I have always been leery of those who cannot stand silence. Every time I encounter a person who fears the quiet as a small child does the dark, my mind begins to race. What is it about silence that makes this person so afraid? Is it the prospect of being left with their thoughts? I believe that those who fear silence fear it because they crave a distraction from the issues that swirl about within themselves, troubling the waters of their minds.
The LGBT community fears silence. We hold this parade, then that march, this protest and launch that campaign. We constantly are talking or calling or demanding or cheering, we are making noise incessantly. We consistently create commotion over issues that reach outside of the community such as civil rights which stretch to the government. I mean not to say that such noise is unnecessary; there are a number of issues of equality and discrimination deserving attention and a great deal of commotion.
Still, I feel the racket we make over these issues drowns out the sounds of dire problems within the community. We cheer the granting of civil unions in England and Mexico City, and are able to turn our heads away from the increase in HIV cases among gay men in the United Kingdom and Mexico. Parades generate enough noise to put a rock concert to shame, and no one can hear the delivering of a eulogy at the funeral of a boy who has died from his first bump of crystal meth. Riotous cheers are tossed about for unity as the sound of joints grinding as the legs of many gays walk away from transsexuals and bisexuals goes unheard. We holler and revel in the development of affluent Gayborhoods, and do not hear the street peddling of hundreds of LGBT youth reduced to homeless and survivalist vice by intolerant families and a lack of resources each year.
Although it pains me, I believe all this noise is made because as long as we are cheering for some victory or championing some cause impacting the relationship we have with the world outside of the LGBT community, we do not have to look at the serious troubles we have in it. Instead, we are able to create a bubble of sound protecting us. We can live inside the racket of the cheers and the parades. We can live within these distractions, and never pay attention to larger issues. We are able to believe that because there are civil unions, homophobic laws stricken down and growth in the political power of the community, we must be incredibly successful. The importance of such success is slighted when so many significant issues grow inside of the community.
While we are not paying attention to these troubles, they grow and worsen. Alas, most of us do not care about, or even worse, are unaware entirely because we have the noise to distract us and drown out any unpleasant reminders of reality. We do not care because so long as we are making noise we can believe there must be some positive reason or goal behind it, making it necessary. We are distracted from that which ails us.

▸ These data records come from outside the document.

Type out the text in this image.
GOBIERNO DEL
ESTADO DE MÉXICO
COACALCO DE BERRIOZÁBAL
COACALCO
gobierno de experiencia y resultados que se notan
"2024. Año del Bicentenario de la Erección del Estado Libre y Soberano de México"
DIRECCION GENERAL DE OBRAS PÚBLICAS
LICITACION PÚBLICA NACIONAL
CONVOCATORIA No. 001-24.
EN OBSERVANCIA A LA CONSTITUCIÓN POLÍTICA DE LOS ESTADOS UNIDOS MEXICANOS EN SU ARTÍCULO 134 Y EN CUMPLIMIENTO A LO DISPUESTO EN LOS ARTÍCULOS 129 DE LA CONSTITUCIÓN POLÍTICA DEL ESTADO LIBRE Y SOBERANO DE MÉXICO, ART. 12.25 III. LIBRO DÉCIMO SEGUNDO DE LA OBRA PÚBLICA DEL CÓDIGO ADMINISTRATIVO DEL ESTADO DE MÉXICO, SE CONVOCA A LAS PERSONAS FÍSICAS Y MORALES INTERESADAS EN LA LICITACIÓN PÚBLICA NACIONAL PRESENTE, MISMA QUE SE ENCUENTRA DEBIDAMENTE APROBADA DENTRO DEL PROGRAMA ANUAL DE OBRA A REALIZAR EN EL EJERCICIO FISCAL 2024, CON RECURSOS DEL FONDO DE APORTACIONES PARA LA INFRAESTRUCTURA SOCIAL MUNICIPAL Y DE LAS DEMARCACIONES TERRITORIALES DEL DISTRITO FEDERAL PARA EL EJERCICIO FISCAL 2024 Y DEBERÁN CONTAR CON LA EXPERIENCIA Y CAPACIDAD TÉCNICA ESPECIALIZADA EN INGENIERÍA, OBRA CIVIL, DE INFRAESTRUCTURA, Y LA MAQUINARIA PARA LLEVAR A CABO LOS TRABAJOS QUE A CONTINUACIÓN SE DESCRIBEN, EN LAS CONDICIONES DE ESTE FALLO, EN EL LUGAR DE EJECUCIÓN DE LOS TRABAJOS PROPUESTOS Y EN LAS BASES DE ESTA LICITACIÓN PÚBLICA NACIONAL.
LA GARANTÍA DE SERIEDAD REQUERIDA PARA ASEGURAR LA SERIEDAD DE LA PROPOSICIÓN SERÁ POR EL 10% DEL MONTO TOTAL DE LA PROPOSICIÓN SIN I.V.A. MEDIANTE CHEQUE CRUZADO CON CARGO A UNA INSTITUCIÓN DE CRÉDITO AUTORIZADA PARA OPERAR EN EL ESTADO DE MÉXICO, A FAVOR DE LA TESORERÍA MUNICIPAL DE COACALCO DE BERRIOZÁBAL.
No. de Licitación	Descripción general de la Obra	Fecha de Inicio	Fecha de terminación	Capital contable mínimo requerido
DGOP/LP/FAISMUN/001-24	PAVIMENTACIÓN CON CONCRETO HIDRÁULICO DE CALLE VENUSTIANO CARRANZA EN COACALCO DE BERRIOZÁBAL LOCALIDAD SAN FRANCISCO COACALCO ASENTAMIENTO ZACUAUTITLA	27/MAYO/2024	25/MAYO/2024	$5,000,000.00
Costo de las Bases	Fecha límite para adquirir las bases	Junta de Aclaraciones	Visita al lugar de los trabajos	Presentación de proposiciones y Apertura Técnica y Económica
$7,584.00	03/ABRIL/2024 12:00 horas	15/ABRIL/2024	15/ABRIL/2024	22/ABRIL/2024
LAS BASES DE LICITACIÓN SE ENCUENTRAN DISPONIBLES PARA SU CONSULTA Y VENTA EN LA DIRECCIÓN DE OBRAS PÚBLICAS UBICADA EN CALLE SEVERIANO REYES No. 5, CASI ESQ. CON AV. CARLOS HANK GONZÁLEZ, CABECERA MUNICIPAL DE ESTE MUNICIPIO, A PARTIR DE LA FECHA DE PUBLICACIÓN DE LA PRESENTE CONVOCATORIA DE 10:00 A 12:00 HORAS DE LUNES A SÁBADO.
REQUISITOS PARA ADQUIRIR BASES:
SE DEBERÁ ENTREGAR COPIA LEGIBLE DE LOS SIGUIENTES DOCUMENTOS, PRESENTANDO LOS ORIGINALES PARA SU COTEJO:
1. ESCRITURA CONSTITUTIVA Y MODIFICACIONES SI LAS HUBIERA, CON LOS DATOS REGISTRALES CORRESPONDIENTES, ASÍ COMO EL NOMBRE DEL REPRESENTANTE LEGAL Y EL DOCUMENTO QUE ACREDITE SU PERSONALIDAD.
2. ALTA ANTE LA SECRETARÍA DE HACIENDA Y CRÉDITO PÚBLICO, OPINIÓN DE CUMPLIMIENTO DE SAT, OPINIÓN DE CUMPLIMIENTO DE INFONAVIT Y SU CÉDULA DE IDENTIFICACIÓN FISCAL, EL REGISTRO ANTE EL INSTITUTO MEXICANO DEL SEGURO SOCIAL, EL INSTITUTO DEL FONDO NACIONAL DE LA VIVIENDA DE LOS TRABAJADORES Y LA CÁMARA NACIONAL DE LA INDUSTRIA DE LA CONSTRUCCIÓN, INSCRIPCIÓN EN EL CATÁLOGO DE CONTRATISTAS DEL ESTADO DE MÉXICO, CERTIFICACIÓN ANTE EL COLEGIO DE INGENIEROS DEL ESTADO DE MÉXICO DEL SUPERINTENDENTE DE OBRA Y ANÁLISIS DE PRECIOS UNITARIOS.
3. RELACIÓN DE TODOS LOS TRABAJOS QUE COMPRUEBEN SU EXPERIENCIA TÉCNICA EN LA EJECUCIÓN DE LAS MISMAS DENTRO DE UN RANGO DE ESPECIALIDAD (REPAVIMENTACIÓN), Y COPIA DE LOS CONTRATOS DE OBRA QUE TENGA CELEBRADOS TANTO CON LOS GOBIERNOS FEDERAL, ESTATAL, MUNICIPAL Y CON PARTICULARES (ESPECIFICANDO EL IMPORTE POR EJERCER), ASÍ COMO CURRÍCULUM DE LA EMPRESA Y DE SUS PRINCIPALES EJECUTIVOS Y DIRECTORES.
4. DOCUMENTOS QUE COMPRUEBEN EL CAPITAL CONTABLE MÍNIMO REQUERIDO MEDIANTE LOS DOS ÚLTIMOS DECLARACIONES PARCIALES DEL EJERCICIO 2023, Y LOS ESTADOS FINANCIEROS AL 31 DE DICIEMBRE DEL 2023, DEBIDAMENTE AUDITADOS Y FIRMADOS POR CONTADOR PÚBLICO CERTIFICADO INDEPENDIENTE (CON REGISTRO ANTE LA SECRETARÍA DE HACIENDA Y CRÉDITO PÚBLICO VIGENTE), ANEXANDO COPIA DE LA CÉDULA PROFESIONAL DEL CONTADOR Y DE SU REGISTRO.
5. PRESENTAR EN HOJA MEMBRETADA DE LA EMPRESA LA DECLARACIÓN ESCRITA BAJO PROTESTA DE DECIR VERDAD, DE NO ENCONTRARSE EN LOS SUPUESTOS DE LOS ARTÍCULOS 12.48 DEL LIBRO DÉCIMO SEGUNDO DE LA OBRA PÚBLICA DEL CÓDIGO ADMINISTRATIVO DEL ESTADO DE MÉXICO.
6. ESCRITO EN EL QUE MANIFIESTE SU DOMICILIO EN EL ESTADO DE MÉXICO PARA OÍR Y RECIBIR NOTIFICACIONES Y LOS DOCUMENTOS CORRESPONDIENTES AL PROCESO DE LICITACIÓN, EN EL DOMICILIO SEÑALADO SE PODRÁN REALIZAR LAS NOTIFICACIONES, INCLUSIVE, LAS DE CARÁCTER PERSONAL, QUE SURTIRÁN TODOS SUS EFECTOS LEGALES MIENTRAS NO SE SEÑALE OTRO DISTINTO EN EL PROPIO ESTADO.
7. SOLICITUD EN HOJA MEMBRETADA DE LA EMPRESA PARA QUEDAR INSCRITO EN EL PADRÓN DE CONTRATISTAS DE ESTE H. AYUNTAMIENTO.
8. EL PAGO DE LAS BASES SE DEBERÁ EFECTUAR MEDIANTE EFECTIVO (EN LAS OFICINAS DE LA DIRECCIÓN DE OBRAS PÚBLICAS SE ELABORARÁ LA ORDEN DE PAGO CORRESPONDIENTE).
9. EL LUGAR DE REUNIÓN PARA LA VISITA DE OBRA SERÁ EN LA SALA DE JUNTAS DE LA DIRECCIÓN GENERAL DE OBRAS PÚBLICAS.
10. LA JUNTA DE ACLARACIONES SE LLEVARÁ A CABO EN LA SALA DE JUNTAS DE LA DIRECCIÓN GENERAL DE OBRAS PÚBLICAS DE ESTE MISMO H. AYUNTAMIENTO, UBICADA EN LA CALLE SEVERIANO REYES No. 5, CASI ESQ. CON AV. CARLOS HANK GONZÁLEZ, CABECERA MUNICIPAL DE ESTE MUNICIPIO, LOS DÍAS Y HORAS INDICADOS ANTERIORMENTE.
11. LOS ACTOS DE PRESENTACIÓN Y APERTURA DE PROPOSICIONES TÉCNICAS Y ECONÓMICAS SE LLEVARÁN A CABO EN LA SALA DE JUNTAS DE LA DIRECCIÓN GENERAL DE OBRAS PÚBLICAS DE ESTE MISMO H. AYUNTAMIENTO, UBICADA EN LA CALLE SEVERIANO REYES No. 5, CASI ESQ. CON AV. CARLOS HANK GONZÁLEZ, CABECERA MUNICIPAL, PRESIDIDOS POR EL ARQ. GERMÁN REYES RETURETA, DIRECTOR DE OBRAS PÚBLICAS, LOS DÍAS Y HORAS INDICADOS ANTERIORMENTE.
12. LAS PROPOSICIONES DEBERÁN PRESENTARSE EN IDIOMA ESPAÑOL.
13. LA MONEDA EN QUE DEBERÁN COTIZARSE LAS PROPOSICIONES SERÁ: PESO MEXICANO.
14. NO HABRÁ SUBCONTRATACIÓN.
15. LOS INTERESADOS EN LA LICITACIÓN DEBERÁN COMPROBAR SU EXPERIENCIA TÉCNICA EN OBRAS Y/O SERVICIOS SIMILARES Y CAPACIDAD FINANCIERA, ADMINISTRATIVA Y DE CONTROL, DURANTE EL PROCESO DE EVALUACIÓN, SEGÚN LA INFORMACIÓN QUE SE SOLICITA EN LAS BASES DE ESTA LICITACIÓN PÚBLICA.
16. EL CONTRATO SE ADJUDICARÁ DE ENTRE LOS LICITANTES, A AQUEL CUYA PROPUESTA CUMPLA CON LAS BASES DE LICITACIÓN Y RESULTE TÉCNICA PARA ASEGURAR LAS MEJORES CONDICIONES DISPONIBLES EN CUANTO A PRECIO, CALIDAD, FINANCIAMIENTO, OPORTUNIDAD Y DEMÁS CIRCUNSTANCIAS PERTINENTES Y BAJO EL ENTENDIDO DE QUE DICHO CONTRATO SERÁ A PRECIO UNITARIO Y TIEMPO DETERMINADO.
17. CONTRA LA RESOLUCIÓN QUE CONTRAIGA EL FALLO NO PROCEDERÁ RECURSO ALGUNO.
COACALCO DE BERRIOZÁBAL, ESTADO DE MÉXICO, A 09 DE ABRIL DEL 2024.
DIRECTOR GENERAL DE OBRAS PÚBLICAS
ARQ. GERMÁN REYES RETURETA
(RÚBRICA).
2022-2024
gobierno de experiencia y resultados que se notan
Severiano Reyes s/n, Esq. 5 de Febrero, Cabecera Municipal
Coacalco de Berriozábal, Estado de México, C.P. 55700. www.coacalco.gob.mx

We have reached a point where silence can no longer be feared, lest such fear continue to inspire the noise providing fertile ground for our problems. We have to be open to some degree of silence so we can recognize, focus on and begin to fix the troubles hurting us. This does not mean noise and celebration should be forbidden, it simply means they should be handled in a manner that does not overshadow issues poisoning this community from within. It means that as we cheer, we must listen for the creaks and snaps of damages within this community. It means we must listen for calls for help through the cheers. We are wrong to fear silence; it is the river of racket we should fear.